According to Chua, the government will address some of these unemployment concerns “in what we think is the most balanced way of supporing these workers.

“We know that ECQ is going to affect workers significantly [but] we are of course waiting now for the results of the Labor Force Survey,” he said. The survey is expected to be released by end-June.

Solution

Meanwhile, Chua said the government will use its arsenal of tools to address the increasing unemployment rate.

“Aside from the government providing the emergency and wage subsidy, part of our thinking is the number of cash-for-work programs, including [those] for 136,000 contact tracers,” he said.

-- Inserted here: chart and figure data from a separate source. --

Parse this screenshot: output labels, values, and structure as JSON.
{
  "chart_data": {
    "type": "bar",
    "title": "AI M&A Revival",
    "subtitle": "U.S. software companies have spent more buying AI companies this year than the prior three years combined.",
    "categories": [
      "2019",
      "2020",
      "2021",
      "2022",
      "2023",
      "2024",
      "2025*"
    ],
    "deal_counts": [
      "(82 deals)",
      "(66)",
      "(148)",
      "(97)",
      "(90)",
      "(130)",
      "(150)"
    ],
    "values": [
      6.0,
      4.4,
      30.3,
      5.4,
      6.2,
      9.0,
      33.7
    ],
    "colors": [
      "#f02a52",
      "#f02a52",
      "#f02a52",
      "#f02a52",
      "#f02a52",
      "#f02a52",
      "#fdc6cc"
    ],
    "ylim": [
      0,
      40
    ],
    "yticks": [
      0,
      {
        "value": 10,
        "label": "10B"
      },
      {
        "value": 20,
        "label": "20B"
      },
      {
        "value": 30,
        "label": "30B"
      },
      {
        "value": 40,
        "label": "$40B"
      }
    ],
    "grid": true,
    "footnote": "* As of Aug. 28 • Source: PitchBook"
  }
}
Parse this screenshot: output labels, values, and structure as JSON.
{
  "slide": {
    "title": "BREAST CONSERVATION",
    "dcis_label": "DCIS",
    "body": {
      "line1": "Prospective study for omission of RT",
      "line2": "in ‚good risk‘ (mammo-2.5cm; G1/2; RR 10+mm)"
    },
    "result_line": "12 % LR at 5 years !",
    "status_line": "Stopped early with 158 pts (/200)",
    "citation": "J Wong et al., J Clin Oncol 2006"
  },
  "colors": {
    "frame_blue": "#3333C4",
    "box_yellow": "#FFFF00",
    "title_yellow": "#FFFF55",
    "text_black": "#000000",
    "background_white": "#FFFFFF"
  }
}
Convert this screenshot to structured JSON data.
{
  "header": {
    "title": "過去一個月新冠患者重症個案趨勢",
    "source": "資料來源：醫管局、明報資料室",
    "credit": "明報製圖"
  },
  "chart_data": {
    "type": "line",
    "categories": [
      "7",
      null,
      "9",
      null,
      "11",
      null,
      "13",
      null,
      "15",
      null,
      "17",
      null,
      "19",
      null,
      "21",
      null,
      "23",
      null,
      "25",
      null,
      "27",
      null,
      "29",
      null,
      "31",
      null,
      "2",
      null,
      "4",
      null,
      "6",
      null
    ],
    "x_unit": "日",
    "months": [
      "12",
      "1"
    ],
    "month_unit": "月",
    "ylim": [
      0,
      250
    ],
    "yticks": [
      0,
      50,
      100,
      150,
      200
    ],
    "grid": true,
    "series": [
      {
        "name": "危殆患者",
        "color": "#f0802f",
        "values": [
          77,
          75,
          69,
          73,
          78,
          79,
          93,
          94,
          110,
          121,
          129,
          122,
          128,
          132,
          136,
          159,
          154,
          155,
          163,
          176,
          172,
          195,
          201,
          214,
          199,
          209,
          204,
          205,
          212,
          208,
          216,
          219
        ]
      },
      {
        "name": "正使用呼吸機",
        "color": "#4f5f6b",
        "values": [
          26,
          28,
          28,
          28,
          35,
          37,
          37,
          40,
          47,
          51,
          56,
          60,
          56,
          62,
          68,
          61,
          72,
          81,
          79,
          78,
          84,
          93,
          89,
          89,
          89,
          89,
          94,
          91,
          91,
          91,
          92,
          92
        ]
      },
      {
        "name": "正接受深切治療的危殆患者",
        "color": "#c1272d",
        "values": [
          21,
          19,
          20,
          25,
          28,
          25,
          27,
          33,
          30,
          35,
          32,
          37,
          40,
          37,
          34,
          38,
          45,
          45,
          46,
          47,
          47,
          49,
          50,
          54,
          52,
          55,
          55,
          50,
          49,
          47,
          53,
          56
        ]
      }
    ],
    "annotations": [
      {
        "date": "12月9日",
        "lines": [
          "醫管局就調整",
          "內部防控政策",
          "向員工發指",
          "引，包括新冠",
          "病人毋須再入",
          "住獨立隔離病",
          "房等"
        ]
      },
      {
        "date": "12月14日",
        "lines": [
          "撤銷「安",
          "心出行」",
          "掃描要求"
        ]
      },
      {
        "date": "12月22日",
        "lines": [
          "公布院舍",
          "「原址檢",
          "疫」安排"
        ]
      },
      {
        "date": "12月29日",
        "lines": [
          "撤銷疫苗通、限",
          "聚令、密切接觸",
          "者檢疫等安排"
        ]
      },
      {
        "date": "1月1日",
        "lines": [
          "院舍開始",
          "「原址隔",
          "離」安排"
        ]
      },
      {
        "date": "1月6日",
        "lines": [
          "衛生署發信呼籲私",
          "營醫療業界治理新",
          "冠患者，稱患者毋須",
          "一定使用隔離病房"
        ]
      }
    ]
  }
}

Chua said the government will also review its labor policy on wage reduction, skills retooling, unemployment insurance and pension portability system to complement the emergency, cash for work and wage subsidies.

“There is already a DOLE policy on voluntary reduction in wages so that both the employees and the employers can benefit and we support that,” he said. However, Marikina Rep. Stella Luz Quimbo said the government should consider several ways to support wages because wage reduction has a big impact on the country’s poverty rate.

Moreover, Chua said over the medium term, “what we would like to push is a policy to protect the employment, not necessarily the jobs, because jobs can come and go. The crisis will affect the labor market but it will ensure that workers can be employable immediately, such as through skills retooling and other support that actually help the labor market.” Chua said the government is also looking at an unemployment insurance for Filipinos.

“We have no unemployment insurance or unemployment saving account and that [is] something we are keen on doing,” he said.

“[We also want] to look at a pension portability system because many of the workers in the government and private have not been in [a] pension system or have been OFWs,” he said. Chua said the resumption of infrastructure projects of the government is seen as a jobs generator for displaced workers.